In the face of serious asset erosion, a majority of U.S. foundations expect to cut their grantmaking this year, says a new report from the Foundation Center.

Almost two-thirds of foundations surveyed in early 2009 say they will reduce either the number or size, or both, of their grants this year.

At the same time, more than half of foundations are looking for other non-financial ways to further their missions and support their grantees.

Almost half of foundations say they will support fewer grantees in 2009 and a similar number plan to fund fewer new grantseekers.

Longer-term grants also will take a hit, with over four in 10 funders saying they will take on fewer multi-year commitments.

Almost four in 10 foundations say they will need to tap their endowments to make grants this year, with independent foundations most likely to do so and community foundations least likely.
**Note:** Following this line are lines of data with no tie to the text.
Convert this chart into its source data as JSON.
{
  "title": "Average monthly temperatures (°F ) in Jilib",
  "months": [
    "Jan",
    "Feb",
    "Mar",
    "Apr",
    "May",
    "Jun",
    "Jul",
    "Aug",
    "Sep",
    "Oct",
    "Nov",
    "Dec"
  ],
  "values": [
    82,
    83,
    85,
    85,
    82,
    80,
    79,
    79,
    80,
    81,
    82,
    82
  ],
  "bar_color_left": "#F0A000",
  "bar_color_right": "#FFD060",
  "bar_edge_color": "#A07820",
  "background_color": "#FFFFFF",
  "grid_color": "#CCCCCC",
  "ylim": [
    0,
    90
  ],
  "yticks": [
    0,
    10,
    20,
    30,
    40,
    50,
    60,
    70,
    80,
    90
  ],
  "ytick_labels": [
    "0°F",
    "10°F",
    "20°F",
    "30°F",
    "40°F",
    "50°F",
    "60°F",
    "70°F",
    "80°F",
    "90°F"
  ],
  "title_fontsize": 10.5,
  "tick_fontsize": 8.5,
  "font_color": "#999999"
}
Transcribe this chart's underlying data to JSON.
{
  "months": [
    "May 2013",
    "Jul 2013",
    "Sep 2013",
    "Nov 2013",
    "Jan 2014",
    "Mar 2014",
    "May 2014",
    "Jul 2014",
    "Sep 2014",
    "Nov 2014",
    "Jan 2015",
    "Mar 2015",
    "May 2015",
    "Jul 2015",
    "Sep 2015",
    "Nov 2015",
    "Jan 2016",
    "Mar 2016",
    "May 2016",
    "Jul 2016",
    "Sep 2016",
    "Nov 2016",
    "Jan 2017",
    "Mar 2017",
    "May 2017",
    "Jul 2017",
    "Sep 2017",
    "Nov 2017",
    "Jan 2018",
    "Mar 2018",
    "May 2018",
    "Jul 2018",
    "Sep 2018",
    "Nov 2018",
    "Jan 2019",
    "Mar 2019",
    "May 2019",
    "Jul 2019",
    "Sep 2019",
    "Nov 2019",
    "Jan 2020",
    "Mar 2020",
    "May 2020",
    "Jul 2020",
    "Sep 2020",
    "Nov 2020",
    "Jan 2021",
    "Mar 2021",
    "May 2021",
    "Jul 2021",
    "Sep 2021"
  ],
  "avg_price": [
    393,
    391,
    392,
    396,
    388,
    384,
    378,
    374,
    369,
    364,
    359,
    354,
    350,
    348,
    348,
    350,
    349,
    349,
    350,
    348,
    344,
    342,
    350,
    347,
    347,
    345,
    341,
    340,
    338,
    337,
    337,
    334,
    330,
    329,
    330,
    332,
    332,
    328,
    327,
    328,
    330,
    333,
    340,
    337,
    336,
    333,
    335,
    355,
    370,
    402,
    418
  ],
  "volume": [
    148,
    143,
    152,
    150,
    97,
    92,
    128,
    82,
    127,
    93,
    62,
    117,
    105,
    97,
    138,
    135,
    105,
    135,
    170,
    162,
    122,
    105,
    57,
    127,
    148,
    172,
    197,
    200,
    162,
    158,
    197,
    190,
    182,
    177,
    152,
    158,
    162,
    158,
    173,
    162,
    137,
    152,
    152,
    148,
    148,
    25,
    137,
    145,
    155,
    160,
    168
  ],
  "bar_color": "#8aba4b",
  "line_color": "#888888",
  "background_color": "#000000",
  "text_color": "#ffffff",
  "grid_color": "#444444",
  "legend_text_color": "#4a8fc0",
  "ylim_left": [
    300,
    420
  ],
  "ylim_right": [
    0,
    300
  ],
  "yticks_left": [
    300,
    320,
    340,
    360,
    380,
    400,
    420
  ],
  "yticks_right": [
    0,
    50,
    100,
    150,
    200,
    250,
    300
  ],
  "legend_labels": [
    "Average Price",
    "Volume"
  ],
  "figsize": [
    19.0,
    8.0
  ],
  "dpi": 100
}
About 14 percent of foundations are funding initiatives that directly address the economic downturn, either by providing loans or program-related investments, or are awarding exceptional grants.

Community foundations are more likely to address recession-related needs, with over a third implementing special initiatives.

Of the foundations starting special initiatives, more than six in 10 are diverting funds from existing grant budgets to cover the cost, while 17 percent say they will tap their endowments to find the money and one in 10 will dip into reserve accounts.

As money becomes scarce, foundations are looking for other ways to fulfill their missions, with more than half engaging in non-grantmaking activities to address the economic crisis.

Two in three will seek out more opportunities to collaborate and about a third plan to convene meetings.

Some funders also plan to provide emergency financing when possible, engage in more advocacy activities and share the expertise of their staffs by providing more technical assistance.

Grantmaking by foundations, many of which base their grant spending on a rolling average of their assets, likely will erode further beyond 2009, the report says.